Aula besar itu lengang. Tidak ada yang
tahu siapa sesungguhnya Kak Laisa. Apa perannya datam cerita yang disebutkan
Yashinta. Tapi ucapan itu amat tulus, dari hati yang menjadi saksi langsung
atas masa lalu tersebut. Maka sempurna sudah kalimat Yashinta membuat yang lain
tersentuh. Menggantung di langit-langit ruang wisuda. Kak Laisa mengusap
pipinya yang basah.
"Terima kasih.... Terima kasih karena Kak Lais
dulu telah mengajak Yash melihat lima anak berang-berang itu....
Sungguh...." Dan Yashinta tidak kuasa lagi melanjutkan kalimatnya.
Melangkah turun. Sedikit berlari menuju kursi Mamak dan Kak Laisa. Memeluk Kak
Laisa dan Mamak erat-erat. Menciumi rambut gimbal Kak Lais.
Berang-berang itu selalu penting
baginya.
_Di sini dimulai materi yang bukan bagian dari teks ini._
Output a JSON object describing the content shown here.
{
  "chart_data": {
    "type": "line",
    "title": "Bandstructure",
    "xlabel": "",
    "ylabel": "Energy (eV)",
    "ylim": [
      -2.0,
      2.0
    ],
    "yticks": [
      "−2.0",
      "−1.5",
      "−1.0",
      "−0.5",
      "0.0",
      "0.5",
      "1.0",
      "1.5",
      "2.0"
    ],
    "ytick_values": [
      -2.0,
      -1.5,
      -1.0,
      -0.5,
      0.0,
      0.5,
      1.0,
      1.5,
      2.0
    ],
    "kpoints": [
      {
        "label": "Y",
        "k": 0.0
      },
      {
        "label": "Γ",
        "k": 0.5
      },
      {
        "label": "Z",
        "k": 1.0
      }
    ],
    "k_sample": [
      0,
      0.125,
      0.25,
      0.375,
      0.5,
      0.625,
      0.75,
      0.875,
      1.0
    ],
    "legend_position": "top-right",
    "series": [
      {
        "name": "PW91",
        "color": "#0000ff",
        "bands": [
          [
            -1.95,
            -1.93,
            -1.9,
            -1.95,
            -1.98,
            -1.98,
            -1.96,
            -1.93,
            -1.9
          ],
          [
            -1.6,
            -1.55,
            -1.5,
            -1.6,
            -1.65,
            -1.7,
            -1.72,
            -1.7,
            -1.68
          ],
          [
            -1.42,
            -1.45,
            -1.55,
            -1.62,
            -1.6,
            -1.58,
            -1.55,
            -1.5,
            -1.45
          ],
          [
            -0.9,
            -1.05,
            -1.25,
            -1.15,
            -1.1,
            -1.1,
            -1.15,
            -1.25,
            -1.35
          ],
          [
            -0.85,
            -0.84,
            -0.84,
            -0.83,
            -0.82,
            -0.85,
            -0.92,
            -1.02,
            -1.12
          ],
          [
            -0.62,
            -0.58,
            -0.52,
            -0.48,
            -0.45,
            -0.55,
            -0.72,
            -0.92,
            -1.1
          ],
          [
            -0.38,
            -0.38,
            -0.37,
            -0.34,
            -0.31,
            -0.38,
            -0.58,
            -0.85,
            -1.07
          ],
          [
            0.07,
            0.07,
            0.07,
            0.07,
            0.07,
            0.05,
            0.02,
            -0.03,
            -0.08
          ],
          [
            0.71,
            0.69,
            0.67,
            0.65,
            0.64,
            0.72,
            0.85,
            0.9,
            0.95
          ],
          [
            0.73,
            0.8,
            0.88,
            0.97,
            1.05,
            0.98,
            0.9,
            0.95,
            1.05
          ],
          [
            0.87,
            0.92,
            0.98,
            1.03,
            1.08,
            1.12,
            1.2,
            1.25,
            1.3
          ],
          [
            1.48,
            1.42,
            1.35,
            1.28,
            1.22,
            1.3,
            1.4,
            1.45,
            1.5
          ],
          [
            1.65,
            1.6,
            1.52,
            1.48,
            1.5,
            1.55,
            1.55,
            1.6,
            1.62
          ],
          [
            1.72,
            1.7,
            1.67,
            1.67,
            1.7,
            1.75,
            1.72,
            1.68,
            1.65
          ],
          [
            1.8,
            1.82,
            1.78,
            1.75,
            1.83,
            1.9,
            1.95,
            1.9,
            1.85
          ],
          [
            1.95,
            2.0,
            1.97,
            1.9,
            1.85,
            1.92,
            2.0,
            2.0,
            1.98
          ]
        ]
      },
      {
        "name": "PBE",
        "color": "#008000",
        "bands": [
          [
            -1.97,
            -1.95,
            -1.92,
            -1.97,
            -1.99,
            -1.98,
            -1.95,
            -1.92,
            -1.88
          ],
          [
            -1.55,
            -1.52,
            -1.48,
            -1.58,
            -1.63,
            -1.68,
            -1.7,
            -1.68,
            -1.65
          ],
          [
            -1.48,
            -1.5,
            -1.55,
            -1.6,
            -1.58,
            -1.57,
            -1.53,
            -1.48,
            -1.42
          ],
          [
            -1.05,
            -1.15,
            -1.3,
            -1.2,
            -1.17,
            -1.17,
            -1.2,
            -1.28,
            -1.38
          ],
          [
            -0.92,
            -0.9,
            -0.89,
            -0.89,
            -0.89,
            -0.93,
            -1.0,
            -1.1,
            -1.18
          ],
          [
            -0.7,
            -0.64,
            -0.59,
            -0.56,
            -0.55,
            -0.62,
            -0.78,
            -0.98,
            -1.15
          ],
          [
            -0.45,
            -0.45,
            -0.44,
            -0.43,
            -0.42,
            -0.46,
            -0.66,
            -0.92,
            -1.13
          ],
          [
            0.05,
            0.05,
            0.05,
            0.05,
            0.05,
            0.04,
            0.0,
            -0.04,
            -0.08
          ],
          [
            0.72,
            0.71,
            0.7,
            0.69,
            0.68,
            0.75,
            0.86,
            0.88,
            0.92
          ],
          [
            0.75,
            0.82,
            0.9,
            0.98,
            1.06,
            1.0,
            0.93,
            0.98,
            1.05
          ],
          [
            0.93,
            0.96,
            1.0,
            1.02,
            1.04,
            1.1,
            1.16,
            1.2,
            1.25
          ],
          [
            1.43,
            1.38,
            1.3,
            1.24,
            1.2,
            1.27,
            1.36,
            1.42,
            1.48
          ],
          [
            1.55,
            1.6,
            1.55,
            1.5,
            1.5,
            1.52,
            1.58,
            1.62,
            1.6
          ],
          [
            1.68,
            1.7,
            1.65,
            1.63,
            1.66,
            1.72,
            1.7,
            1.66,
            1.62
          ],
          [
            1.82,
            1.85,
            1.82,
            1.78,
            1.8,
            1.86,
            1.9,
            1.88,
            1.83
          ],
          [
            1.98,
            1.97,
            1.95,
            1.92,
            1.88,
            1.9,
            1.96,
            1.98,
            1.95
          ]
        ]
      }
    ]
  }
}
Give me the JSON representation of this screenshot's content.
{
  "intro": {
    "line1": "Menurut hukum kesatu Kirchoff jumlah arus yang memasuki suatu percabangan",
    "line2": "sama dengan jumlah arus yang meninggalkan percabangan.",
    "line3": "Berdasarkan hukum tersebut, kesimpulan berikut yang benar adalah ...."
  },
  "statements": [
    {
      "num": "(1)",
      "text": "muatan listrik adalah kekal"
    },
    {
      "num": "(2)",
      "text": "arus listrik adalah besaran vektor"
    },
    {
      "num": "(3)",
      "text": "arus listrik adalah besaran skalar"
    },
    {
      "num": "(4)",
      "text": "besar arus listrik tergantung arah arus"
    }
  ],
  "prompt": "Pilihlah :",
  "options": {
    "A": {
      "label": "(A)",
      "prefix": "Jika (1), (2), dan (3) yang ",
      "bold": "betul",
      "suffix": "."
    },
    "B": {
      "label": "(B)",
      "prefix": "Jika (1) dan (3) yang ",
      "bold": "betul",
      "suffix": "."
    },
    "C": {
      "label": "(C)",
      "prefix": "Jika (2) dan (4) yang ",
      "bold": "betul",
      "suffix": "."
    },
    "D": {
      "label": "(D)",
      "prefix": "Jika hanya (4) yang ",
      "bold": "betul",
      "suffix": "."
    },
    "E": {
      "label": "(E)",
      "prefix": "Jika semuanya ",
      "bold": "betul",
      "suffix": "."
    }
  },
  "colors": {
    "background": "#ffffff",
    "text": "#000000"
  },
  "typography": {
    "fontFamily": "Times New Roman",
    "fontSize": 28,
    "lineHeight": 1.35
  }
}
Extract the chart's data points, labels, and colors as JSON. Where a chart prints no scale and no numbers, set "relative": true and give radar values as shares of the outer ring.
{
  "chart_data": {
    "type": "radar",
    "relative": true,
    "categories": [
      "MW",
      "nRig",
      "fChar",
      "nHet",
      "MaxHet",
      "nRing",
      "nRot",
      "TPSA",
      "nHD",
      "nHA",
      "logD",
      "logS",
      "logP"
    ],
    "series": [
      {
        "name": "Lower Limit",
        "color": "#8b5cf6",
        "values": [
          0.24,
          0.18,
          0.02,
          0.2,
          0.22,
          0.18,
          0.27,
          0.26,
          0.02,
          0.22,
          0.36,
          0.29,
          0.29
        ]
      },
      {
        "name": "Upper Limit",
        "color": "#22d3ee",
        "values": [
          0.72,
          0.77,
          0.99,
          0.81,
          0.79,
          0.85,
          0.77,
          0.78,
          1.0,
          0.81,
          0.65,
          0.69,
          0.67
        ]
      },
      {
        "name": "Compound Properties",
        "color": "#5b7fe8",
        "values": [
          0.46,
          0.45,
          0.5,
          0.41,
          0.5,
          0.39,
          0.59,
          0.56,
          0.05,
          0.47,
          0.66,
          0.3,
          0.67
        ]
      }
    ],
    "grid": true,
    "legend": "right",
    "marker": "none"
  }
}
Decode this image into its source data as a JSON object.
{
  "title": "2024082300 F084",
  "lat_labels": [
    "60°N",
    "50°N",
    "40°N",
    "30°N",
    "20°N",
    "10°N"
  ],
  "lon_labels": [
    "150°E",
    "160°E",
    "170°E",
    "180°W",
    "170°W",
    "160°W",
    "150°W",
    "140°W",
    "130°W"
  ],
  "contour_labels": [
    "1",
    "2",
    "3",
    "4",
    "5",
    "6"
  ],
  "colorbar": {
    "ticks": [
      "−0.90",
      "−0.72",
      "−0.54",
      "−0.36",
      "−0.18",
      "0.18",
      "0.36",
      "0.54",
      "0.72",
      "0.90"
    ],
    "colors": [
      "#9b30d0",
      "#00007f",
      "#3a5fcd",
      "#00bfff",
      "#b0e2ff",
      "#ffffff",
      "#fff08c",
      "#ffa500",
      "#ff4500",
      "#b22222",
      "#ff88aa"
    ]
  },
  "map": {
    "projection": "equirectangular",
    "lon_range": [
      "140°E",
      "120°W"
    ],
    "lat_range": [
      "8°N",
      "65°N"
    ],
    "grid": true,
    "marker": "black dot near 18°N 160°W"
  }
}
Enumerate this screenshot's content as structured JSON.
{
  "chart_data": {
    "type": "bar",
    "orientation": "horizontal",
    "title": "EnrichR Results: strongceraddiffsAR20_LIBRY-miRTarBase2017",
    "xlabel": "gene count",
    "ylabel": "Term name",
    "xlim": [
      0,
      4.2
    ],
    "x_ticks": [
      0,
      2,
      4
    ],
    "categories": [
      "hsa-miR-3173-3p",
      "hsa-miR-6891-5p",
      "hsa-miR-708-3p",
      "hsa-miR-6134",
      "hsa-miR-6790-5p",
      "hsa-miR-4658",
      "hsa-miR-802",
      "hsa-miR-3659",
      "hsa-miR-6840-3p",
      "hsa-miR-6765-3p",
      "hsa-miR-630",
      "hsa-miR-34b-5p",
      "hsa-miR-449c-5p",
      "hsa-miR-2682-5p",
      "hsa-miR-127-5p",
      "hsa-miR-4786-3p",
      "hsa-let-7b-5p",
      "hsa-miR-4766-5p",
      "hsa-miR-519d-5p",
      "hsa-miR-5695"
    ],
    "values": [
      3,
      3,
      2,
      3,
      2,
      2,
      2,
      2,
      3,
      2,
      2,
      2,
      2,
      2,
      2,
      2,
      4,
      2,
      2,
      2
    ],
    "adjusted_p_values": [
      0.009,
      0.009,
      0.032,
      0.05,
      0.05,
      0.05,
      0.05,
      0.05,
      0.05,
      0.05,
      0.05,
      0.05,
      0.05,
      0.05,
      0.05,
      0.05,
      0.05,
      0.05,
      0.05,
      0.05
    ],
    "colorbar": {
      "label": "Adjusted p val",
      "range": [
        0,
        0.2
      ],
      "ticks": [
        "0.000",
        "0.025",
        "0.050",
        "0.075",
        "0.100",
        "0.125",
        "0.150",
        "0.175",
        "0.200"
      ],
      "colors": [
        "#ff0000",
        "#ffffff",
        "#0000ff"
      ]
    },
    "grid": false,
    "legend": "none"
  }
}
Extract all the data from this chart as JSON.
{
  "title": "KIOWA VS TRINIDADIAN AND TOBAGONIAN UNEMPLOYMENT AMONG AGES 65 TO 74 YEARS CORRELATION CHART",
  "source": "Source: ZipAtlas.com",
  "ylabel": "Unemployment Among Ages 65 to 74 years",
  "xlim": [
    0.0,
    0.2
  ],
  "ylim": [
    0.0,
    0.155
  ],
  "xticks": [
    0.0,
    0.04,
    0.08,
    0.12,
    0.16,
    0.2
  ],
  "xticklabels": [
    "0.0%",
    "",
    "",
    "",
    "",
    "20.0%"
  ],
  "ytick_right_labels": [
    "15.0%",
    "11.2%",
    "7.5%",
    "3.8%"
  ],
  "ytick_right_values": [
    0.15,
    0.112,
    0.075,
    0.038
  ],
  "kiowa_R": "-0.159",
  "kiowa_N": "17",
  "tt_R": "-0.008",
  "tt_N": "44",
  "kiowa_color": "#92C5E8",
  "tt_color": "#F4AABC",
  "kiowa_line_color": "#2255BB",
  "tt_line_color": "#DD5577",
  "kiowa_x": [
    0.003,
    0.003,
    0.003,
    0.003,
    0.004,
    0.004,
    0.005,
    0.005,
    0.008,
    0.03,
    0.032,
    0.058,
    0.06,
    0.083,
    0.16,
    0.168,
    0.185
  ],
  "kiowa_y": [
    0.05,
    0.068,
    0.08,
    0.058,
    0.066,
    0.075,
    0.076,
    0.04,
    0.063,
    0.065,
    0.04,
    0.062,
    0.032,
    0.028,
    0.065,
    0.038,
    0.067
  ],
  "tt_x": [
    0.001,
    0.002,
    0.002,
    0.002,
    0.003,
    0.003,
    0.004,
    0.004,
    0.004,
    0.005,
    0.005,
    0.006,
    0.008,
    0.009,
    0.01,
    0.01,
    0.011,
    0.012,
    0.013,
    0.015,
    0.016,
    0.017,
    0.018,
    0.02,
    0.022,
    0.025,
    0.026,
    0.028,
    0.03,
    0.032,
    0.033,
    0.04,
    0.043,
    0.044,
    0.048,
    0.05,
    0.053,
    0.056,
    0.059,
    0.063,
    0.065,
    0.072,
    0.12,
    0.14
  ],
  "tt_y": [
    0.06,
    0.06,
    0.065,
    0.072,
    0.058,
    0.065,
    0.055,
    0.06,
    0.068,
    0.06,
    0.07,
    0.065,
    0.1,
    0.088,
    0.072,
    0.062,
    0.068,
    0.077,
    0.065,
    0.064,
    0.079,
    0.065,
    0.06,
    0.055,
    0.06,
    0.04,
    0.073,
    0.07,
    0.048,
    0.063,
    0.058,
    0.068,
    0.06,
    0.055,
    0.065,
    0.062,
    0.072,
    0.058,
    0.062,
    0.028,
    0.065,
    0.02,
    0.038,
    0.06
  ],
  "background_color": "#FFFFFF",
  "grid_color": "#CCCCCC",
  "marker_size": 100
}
Enam bulan kenudian, Yashinta akan melanjutkan studi S2-nya di Eropa.
Ia mendapatkan beasiswa penelitian konservasi ekologi, bahkan beasiswa itu
ditawarkan saat Yashinta masih menulis tugas akhir kuliah Sl-nya. Kecintaannya
atas alam tumbuh subur sejak melihat anak berang-berang tersebut. Dan sejak
kecil Yashinta sudah belajar dari guru terbaiknya soal mengenal alam.
"Kalau dulu kita
yang mengajak Yash ngelihat anak harimau di Gunung Kendeng, pasti tadi juga
disebut-sebut, Ikanuri nyengir, tertawa kecil melihat Yashinta yang masih
mememeluk Kak Laisa.
"Yap! Bisa jadi lebih lebih mengharu biru dari
ini kalimat-kalimatnya. Harimau ini, kan. Lebih keren dibanding
berang-berang."
Wibisana
menimpali, dengan wajah sok serius Mengangguk-anguk.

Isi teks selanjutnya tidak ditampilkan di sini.